Wednesday, January 04, 2017
General Accounting Office Study - Climate Information for Design Standards, Building Codes, and Certifications
On January 3, 2016 the General Accounting Office (GAO) released a study entitled Climate Change: Improved Federal Coordination Could Facilitate Use of Forward-Looking Climate Information in Design Standards, Building Codes, and Certifications. You can access the 45 page PDF report and/or fast facts, highlights, and recommendations. The purpose of the study is as follows:
GAO was asked to review the use of forward-looking climate information by standards-developing organizations. This report examines (1) what is known about the use of such information in standards, codes, and certifications; (2) challenges standards organizations face to using climate information; and (3) actions federal agencies have taken to address such challenges and additional actions they could take.The GAO recommends that "federal agencies work together to provide forward-looking climate information for consideration in standards and codes."
Tuesday, January 03, 2017
A December 29, 2016 Department of Homeland Security (DHS) press release discusses its Joint Analysis Report (JAR) with the FBI. Nicknamed "Grizzy Steppe, the JAR provides "details of the tools and infrastructure used by Russian intelligence services to compromise and exploit networks and infrastructure associated with the recent U.S. election, as well as a range of U.S. government, political and private sector entities." The "Grizzy Steppe" is described as follows on the December 29, 2016 White House Fact Sheet: Actions in Response to Russian Malicious Cyber Activity and Harassment:
- The JAR includes information on computers around the world that Russian intelligence services have co-opted without the knowledge of their owners in order to conduct their malicious activity in a way that makes it difficult to trace back to Russia. In some cases, the cybersecurity community was aware of this infrastructure, in other cases, this information is newly declassified by the U.S. government.
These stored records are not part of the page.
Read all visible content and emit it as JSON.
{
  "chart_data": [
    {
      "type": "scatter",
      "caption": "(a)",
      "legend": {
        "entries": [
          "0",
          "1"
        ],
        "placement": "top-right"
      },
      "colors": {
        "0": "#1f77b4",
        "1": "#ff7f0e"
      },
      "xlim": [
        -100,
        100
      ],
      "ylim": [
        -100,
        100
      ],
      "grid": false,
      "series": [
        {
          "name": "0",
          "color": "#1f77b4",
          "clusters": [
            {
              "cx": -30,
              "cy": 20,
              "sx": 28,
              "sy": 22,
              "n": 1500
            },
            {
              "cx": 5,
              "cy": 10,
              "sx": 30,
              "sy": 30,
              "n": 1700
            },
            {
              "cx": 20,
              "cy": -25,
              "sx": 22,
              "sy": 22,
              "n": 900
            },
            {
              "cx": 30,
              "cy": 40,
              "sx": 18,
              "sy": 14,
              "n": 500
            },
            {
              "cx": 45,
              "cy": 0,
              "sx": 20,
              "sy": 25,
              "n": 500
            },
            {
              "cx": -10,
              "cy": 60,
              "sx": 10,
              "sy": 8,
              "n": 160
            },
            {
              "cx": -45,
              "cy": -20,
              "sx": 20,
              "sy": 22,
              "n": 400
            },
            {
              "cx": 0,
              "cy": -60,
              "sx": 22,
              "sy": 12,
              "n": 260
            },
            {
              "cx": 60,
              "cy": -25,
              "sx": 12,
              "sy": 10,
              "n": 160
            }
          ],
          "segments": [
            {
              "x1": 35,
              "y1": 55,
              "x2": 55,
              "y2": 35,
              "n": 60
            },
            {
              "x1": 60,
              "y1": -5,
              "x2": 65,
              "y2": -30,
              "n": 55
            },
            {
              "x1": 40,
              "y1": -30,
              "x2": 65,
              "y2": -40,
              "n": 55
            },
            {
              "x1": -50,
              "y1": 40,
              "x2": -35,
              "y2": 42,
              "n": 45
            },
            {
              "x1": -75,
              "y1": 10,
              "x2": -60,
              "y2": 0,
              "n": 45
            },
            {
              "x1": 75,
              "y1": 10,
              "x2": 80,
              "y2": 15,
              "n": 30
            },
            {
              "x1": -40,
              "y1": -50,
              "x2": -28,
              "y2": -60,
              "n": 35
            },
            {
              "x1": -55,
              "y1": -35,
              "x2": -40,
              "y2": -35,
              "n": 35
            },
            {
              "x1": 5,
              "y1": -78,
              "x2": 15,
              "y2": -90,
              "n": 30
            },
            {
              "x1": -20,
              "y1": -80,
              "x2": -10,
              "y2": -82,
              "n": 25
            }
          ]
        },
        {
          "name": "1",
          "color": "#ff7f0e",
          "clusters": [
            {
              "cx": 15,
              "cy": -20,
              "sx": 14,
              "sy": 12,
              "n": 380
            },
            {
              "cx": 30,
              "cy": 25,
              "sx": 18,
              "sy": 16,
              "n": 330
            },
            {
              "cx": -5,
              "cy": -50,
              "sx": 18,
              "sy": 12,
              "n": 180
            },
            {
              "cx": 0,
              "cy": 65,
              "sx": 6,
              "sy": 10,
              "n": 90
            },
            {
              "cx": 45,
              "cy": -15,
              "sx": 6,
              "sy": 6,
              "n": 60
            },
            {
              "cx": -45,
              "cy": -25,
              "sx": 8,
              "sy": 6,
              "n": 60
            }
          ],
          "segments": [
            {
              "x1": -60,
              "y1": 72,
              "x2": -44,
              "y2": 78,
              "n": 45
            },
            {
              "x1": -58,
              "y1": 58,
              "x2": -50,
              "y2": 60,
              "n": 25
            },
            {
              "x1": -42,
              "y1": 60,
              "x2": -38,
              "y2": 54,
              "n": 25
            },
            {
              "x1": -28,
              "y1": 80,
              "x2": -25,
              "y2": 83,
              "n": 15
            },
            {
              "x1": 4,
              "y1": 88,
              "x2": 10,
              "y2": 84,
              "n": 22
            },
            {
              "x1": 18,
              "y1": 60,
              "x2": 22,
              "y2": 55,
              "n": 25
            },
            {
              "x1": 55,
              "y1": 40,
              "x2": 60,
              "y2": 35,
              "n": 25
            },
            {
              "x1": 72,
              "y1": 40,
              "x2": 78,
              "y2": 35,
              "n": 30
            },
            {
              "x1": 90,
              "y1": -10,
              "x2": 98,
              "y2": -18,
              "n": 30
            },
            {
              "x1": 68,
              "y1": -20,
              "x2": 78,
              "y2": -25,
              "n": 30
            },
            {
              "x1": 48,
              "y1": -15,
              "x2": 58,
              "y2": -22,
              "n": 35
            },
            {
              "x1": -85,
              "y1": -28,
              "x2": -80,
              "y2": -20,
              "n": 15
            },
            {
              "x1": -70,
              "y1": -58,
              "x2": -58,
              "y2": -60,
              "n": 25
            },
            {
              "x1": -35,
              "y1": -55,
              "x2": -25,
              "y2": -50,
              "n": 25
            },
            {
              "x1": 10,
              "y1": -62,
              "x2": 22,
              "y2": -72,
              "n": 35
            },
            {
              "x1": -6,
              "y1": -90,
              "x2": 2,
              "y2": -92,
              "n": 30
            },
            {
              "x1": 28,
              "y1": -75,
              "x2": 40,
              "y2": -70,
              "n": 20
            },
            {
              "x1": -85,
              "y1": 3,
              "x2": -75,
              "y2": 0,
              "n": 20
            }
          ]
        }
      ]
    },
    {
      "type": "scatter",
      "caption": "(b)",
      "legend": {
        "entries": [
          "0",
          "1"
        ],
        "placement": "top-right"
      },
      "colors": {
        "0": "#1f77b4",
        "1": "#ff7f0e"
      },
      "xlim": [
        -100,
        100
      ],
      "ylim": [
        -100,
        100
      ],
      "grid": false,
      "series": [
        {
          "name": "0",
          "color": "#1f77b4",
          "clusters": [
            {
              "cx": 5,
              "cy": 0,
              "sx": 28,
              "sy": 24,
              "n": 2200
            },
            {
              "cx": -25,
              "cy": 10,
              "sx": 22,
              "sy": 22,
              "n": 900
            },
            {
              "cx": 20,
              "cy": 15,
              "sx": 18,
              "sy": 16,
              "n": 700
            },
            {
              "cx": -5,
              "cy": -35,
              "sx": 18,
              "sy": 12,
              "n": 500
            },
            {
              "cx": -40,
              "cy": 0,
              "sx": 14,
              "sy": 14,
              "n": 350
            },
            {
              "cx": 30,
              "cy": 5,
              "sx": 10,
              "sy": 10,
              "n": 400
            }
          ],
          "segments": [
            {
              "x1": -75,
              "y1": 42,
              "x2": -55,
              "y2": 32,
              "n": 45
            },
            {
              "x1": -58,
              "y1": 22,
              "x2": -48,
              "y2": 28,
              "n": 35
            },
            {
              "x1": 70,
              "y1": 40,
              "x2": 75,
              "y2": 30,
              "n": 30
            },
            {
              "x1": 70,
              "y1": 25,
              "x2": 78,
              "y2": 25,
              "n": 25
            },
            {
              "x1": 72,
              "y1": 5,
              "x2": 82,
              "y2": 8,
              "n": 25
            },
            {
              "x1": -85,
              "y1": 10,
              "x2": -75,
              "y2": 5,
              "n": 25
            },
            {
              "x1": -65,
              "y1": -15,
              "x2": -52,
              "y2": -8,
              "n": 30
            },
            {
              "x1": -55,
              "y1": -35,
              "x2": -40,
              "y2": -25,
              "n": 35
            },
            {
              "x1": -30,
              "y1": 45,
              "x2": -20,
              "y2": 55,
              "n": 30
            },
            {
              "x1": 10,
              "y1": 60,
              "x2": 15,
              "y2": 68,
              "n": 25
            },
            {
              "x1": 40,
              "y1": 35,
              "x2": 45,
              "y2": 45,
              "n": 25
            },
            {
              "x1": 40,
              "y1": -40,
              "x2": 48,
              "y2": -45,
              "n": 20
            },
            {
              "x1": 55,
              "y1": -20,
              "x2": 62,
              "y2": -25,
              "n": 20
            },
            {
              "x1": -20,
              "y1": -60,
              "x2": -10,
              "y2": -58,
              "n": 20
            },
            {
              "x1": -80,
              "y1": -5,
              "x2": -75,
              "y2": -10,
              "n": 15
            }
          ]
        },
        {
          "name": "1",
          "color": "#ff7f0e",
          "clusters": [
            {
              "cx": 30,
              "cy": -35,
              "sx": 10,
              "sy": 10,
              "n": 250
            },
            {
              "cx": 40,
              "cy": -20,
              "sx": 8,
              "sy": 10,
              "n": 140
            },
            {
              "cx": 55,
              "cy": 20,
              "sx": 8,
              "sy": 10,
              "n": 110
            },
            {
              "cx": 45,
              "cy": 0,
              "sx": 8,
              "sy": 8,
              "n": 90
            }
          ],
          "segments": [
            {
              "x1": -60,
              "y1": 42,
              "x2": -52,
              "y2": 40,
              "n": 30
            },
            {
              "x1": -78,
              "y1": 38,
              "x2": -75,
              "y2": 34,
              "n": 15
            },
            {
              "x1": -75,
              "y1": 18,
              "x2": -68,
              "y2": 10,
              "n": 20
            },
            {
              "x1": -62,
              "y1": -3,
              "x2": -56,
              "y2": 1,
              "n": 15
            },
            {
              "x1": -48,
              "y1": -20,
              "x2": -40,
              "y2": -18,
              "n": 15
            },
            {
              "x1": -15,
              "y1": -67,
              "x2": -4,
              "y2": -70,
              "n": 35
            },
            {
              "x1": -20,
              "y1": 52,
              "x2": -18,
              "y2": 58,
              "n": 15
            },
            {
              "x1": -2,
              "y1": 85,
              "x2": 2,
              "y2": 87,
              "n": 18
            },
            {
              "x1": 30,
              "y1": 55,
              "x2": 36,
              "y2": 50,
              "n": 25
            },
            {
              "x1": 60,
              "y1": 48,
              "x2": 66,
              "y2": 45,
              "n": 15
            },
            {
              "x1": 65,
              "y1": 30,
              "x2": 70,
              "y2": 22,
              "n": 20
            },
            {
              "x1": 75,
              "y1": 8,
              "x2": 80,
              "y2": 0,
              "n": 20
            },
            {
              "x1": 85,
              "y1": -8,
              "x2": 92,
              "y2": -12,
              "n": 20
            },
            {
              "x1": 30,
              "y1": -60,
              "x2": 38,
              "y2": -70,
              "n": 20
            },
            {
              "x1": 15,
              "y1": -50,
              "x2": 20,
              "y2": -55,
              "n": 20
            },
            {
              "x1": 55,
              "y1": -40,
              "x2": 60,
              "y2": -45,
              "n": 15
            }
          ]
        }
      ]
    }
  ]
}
- The report also includes data that enables cybersecurity firms and other network defenders to identify certain malware that the Russian intelligence services use. Network defenders can use this information to identify and block Russian malware, forcing the Russian intelligence services to re-engineer their malware. This information is newly de-classified.
- Finally, the JAR includes information on how Russian intelligence services typically conduct their activities. This information can help network defenders better identify new tactics or techniques that a malicious actor might deploy or detect and disrupt an ongoing intrusion.
DHS and FBI encourage security companies and private sector owners and operators to use this JAR to check their network traffic for signs of malicious activity as well as to "leverage these indicators in proactive defense efforts to block malicious cyber activity before it occurs."